I'm certainly no expert but, while price deflation rarely happens during a recession, isn't recession a very real danger of deflation?

If deflation sets in and spirals, falling prices lead to lower investment, lower wages, falling tax receipts and so on. Debts don't shrink, so households businesses and governments all feel the additional burden at the same time, and living standards slowly decline, causing more deflation. In that sense, a long period of aneamic growth, even if not technically a recession in nominal GDP terms, is really just an insidious alternate form of recession anyway.

The worrying thing is that Britain and America have already demonstrated how to avoid this utterly unnecessary pain (Quantitative Easing to expand money supply and prod inflation, even if that does risk pushing it too far in the long run). The other worrying thing is that QE on a large scale has pretty much failed in Japan, at least partly because the time for QE is before you get the deflation.
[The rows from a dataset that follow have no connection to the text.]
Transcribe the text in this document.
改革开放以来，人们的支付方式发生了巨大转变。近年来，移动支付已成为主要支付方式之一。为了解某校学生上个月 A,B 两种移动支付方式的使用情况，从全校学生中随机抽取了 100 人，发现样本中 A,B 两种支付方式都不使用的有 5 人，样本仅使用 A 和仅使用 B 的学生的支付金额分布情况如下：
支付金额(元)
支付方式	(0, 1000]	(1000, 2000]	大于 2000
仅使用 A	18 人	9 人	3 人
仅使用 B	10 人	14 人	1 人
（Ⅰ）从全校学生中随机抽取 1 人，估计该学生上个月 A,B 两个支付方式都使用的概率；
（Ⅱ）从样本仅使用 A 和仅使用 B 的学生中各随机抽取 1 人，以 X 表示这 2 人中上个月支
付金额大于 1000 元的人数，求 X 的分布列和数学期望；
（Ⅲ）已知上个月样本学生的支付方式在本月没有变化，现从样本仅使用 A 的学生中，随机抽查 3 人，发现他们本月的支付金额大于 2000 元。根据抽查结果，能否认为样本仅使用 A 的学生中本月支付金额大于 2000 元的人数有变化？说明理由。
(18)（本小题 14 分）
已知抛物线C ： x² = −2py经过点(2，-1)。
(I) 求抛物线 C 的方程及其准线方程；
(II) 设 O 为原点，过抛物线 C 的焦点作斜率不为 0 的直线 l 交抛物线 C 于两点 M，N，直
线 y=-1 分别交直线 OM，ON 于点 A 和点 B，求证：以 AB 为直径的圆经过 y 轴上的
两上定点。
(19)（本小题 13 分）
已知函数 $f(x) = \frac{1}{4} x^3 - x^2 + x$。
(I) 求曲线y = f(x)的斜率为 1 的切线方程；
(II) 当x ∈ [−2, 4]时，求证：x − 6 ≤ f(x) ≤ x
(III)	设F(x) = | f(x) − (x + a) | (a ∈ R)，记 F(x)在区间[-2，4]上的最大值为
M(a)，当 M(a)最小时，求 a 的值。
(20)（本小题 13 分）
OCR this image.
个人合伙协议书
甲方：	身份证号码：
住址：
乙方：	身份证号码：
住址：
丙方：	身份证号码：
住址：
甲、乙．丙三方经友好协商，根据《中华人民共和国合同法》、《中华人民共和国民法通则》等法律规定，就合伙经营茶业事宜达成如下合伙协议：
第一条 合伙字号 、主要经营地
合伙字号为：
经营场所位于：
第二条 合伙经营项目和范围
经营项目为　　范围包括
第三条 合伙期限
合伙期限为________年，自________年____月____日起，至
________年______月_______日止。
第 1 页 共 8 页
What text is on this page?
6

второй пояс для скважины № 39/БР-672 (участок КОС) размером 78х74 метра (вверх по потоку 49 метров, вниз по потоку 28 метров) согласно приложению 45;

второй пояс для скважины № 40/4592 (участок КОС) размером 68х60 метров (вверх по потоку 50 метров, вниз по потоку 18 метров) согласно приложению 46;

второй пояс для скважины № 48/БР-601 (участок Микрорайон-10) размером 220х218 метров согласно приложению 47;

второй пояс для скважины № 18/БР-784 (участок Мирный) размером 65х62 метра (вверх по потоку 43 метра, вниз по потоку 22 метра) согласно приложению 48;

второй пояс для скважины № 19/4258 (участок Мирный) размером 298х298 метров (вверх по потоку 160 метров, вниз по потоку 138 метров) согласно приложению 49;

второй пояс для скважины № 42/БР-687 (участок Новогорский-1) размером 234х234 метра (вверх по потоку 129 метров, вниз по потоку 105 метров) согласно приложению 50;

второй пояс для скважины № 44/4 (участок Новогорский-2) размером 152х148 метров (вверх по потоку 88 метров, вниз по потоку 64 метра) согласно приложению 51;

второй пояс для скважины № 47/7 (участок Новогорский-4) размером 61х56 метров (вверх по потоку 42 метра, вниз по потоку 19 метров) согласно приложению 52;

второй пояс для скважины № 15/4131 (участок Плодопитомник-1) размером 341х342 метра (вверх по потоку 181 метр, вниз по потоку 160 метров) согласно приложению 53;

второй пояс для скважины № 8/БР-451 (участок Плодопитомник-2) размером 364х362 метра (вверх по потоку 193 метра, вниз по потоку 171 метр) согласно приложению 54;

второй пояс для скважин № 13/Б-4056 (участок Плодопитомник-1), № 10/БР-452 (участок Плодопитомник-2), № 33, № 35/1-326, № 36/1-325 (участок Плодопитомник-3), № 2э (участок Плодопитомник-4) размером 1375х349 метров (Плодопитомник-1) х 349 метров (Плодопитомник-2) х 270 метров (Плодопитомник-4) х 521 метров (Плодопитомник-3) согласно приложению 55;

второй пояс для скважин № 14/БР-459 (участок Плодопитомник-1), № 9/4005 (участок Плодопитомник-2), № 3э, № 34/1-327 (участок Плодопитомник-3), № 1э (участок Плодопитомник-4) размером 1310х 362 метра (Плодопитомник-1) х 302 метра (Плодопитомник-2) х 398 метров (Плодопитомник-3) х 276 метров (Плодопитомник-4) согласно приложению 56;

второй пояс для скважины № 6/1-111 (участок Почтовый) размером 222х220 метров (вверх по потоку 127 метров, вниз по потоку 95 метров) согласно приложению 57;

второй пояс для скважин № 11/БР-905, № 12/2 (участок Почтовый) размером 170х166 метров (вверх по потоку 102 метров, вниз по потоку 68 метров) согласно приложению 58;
The Eurozone is running out of time to follow the good example; they might be better off with an oil embargo against Russia to drive up that commodity*.

The good news is that oil is a large part of the deflation, and its falling price is also a form of stimulus package that transfers huge sums of money from the well stuffed pockets of Saudi Arabia to the emptier ones of Spanish Italian and Greek consumers. It might therefore fix itself.



* not intended as an actual policy suggestion.